Raising the Mammoth (2000)

Directed by Jean-Charles Deniau
Written by Adrienne Ciuffo
Narrated by Jeff Bridges


Anamorphic: N/A; presented in its original 1.33:1 format.

My Advice: Rent It.

Bernard Buigues wanted to track down a mammoth. Buigues has a distinct advantage over his ancestors in doing so, since these days the animals really aren't doing much and don't need to be, oh, tricked into falling off a cliff or something. But Buigues wasn't satisfied with the concept of finding skeletal remains, or even just finding a body that got frozen and preserved--this has, of course, been done. Buigues wanted to find a mammoth in the ice, and keep the mammoth in the ice, thus preserving both the animal and the animal's immediate surroundings until researchers could look over them in their own sweet time.

Thus sets the story for Raising the Mammoth. And it sounds like a simple enough task, doesn't it? Find a mammoth, dig it out, and haul it back to some semblance of civilization for the aforementioned researchers. But this documentary, and the story of Buigues' adventure, is the epitome of "looked good on paper." This much-touted Discovery Channel special gives the whole story and does a fairly good job of doing so. If there's one thing that gets annoying, it's the occasionally hyperbolic style of narration. No fault of narrator Bridges, but when he says something to the effect of, "They're after the mammoth and they wonder if it knows"--it's pretty damn silly. The mammoth could care less at this point if it was turned into a sofa or not, so to project intelligence onto an animal that's been dead for several thousand years is too much.

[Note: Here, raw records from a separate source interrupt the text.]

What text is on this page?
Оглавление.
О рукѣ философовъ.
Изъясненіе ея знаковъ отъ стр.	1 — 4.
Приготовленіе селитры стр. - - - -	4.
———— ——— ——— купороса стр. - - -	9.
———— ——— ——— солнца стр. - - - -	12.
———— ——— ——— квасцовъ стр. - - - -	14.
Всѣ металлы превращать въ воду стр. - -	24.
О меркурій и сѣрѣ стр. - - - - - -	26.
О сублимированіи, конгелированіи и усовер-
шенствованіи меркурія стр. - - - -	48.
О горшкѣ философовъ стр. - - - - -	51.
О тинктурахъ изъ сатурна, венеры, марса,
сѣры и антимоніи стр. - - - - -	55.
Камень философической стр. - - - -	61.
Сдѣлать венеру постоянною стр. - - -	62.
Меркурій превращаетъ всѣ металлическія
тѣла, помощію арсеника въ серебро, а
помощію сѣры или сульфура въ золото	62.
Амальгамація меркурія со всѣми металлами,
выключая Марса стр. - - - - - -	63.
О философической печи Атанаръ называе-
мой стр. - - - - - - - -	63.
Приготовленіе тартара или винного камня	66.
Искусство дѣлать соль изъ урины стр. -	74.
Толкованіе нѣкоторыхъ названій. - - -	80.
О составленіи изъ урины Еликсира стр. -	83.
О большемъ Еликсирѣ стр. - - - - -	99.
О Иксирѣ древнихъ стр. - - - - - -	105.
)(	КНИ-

As far as the extra features for the DVD, the mammoth fact file is interesting enough and the text of the conversation with Buigues is all right. The best bit by far is the timeline, which contains a myriad array of facts regarding what mammoths used to be considered by ancient cultures along with bits regarding the history of mammoth research.

Fans of the shaggy beasts or armchair paleontologists might do well to snatch this up for a good price, but for most people a rental will do just fine.